Isu pengetatan alias tapering off memang mulai bertebaran setelah perekonomian AS semakin sehat. Pemulihan setelah dihantam pandemi virus corona (Covid-19), pemulihan ekonomi negeri adi daya berlangsung begitu cepat.
Bukan tidak mungkin, pengurangan quantitative easing (QE) berada di depan mata. Namun, BI masih melihat situasi yang saat ini dihadapi masih bersifat dinamis.
Otoritas moneter Tanah Air memperkirakan Jerome Powell Cs akan mengumumkan fase tapering off paling cepat pada Agustus, yakni kala pertemuan Jackson Hole Symposium.
Kepala Departemen Pengelolaan Moneter BI Hariyadi Ramelan mengaku cukup optimistis dampak dari tapering off Fed tidak akan sebesar pengaruhnya seperti 2013 - 2015.
Salah satu indikator yang menjadi perhatian bank sentral adalah porsi kepemilikan asing terhadap surat utang negara yang sudah turun. Hal tersebut, memang selama ini membuat perekonomian domestik cukup rentan.
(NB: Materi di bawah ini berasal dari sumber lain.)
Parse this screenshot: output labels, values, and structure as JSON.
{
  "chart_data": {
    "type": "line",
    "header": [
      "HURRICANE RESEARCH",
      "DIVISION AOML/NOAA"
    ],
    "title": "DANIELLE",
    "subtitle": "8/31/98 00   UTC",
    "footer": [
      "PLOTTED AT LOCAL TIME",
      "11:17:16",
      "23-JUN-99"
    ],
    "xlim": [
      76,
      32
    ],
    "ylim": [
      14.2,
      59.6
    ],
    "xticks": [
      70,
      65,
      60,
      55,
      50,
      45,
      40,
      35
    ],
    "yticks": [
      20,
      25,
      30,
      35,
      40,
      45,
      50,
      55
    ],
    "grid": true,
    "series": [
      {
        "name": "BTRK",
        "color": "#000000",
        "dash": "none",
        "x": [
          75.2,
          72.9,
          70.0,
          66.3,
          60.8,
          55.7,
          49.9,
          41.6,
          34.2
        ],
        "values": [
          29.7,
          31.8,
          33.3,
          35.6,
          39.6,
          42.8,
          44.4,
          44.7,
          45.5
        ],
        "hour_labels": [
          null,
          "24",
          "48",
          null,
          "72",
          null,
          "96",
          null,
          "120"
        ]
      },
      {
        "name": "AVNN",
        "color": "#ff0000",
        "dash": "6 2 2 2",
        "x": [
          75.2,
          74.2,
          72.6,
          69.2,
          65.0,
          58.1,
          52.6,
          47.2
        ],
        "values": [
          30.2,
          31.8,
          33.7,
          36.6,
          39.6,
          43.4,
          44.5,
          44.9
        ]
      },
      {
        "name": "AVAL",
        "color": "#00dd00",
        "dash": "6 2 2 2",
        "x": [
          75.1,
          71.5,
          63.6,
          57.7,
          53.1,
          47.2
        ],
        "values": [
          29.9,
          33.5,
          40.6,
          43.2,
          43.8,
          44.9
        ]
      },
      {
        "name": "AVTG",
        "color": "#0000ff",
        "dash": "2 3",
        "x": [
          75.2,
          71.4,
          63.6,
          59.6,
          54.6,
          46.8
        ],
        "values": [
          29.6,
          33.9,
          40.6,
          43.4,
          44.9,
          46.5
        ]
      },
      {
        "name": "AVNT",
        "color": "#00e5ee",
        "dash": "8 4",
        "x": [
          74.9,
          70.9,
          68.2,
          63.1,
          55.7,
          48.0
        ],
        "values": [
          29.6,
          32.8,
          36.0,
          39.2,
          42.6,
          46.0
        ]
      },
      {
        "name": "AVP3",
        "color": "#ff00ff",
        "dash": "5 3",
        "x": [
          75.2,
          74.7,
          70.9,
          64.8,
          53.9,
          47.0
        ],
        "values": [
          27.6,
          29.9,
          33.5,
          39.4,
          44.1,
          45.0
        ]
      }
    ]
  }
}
Berdasarkan catatan BI, kepemilikan asing terhadap surat utang negara saat ini sudah berada di angka 23%. Ini berbanding terbalik dengan porsi kepemilikan asing terhadap surat utang pada 2013 yang mencapai 38%.
Selain itu, BI merasa fundamental perekonomian domestik pun masih kuat tercermin dari defisit transaksi berjalan (Current Account Deficit/CAD) yang terjaga, inflasi yang terkendali, serta cadangan devisa yang mumpuni.
Asal tahu saja, tapering off merupakan kebijakan mengurangi nilai program pembelian aset (quantitative easing/QE) bank sentral AS. Ketika hal tersebut dilakukan, maka aliran modal akan keluar dari negara emerging market dan kembali ke Negeri Paman Sam. Hal tersebut dapat memicu gejolak di pasar finansial yang disebut taper tantrum.
Menelisik ke belakang, Taper tantrum pernah terjadi pada tahun pada pertengahan tahun 2013 lalu, The Fed yang saat itu dipimpin Ben Bernanke, mengeluarkan wacana tapering QE yang dilakukan sejak krisis finansial global 2008. Kala itu taper tantrum memukul banyak mata uang, termasuk rupiah yang menjadi salah satu korbannya yang melemah lebih dari 50%.
IHSG saat awal taper tantrum juga mengalami aksi jual. Pada periode Mei-September 2013 IHSG jeblok hingga 23%.